Title-holders India will look to put an off-field row behind them when they face arch-rivals Pakistan in their Champions Trophy opener at Edgbaston on Sunday.
The build-up to what is arguably cricket’s most anticipated fixture has been dominated by reports of a falling out between India captain Virat Kohli and coach Anil Kumble. Former India leg-spinner Kumble has overseen five Test series wins since his appointment in June last year. His contract expires after the end of the Champions Trophy but many have questioned the wisdom of the Board of Control for Cricket in India’s decision to advertise Kumble’s job a week before the one-day international tournament starts.
Ramachandra Guha, who quit a Supreme Court-appointed four-member committee overseeing the BCCI in protest, said in his letter of resignation: “If indeed the captain and the head coach were not getting along, why was this not attended to as soon as the Australia series was over in late March? Why was it left until the last minute, when a major international tournament was imminent?”
There were fears India may not even get the chance to defend the title they won at Edgbaston four years by beating hosts England in a thrilling final reduced by rain to 20 overs per side, after the BCCI hinted at a boycott of the 50-over tournament as a result of a revenue-sharing dispute with the International Cricket Council (ICC). But Kohli, one of the most driven players now in world cricket, said as his squad left for England: “The hunger to win and ruthlessness is what we speak about all the time.”

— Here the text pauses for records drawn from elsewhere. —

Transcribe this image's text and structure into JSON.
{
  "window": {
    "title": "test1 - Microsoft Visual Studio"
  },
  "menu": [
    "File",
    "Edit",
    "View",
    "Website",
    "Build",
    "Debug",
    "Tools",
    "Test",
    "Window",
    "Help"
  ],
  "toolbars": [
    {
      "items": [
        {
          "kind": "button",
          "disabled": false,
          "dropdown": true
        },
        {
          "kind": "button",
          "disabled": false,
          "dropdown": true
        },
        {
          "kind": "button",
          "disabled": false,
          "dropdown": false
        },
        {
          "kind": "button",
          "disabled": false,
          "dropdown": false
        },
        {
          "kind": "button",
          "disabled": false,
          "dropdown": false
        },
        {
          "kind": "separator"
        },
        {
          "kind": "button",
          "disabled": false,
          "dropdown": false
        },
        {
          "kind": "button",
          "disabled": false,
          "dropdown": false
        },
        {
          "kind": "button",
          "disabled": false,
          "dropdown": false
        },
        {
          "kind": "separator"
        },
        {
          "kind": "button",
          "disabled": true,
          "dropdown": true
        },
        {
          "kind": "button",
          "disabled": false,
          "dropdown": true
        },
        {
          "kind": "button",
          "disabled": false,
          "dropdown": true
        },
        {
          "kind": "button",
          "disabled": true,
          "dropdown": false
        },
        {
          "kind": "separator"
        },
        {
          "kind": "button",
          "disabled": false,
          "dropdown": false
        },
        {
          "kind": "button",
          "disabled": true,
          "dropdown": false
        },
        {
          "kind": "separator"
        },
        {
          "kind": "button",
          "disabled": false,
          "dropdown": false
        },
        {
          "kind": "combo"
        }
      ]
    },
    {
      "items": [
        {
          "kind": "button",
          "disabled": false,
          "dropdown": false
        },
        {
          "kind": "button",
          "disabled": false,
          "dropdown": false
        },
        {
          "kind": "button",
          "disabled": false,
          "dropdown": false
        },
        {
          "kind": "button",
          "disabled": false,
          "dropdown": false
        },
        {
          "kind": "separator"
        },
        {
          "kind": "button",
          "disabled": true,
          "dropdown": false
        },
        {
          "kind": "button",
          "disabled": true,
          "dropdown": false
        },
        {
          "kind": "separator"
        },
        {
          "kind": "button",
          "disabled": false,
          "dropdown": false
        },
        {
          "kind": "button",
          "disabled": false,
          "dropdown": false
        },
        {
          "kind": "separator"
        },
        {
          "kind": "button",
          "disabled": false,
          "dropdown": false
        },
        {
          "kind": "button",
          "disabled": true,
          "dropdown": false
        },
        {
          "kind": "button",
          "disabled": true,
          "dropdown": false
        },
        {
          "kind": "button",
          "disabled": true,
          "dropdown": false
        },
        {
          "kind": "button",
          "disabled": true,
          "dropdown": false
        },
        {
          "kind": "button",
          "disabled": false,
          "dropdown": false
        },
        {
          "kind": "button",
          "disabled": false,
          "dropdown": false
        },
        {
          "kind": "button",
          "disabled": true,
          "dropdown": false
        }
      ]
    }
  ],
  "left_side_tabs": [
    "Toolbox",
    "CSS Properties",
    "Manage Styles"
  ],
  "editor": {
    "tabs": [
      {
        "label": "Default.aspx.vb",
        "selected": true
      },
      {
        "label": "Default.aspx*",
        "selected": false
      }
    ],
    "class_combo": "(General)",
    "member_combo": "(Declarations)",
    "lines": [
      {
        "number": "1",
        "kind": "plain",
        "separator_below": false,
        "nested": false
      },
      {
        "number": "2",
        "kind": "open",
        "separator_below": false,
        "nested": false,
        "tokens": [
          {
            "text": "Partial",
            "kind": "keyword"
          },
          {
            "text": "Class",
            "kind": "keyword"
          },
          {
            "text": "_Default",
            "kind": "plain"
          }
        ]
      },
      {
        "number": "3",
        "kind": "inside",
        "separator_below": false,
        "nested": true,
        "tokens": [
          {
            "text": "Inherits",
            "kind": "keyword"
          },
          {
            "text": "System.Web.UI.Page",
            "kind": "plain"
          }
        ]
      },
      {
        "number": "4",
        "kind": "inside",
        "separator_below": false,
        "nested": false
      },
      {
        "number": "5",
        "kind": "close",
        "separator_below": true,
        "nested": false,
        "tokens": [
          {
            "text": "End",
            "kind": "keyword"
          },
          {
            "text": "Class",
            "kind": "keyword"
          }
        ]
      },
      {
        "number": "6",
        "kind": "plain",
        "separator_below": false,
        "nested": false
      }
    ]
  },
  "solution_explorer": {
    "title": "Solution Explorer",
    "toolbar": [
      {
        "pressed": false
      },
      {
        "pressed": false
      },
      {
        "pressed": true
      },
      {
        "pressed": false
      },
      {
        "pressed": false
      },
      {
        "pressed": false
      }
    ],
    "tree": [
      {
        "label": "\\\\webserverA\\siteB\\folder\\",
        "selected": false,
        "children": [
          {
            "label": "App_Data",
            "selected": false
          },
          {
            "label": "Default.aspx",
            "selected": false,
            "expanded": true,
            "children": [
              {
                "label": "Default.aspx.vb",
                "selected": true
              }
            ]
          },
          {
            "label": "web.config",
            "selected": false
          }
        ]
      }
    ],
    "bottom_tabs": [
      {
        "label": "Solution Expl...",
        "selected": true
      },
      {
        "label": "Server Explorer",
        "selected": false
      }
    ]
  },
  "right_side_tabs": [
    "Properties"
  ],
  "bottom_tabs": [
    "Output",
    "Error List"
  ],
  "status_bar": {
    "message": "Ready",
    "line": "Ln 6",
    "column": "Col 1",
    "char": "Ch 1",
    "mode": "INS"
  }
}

The India captain leads a powerful batting line-up, with former Pakistan skipper Shahid Afridi, in a column for www.icc-cricket.com, writing: “While Kohli is the backbone, India possesses considerable firepower around him. Rohit Sharma, Shikhar Dhawan, Ajinkya Rahane, Yuvraj Singh and MS Dhoni are all match-winners.”
Afridi also noted the “balance” in a bowling attack, which is set to include seamers by Bhuvneshwar Kumar and Mohammad Shami as well as the spin duo of Ravichandran Ashwin and Ravindra Jadeja.
But Pakistan are not without hope and boast proven performers in the likes of skipper Sarfraz Ahmed, an excellent wicket-keeper/batsman, was well as a big-hitting rookie in Faheem Ashraf. “We have nothing to lose, we just want to play our natural game,” Sarfraz said last week. “We are very hopeful of playing well in this tournament and we want to win it.”
Yet for all that players on both sides have tried to label Sunday’s clash as “just another game,” the fact is someone always has something to lose in an India-Pakistan match, a fixture that commands the attention of billions round the world let alone in the two cricket crazy sub-continent.
Political rivalry means the two sides have not played a bilateral series since 2012-2013, and India have refused to consider the idea without an end to “cross border terrorism”—code for militant incursions along the disputed Kashmir border.
India have never lost a 50-over World Cup or Twenty20 showdown against Pakistan, and a win on Sunday would put them in good stead in a tough group also including Sri Lanka and South Africa. But Pakistan have won two of their three Champions Trophy showdowns against India.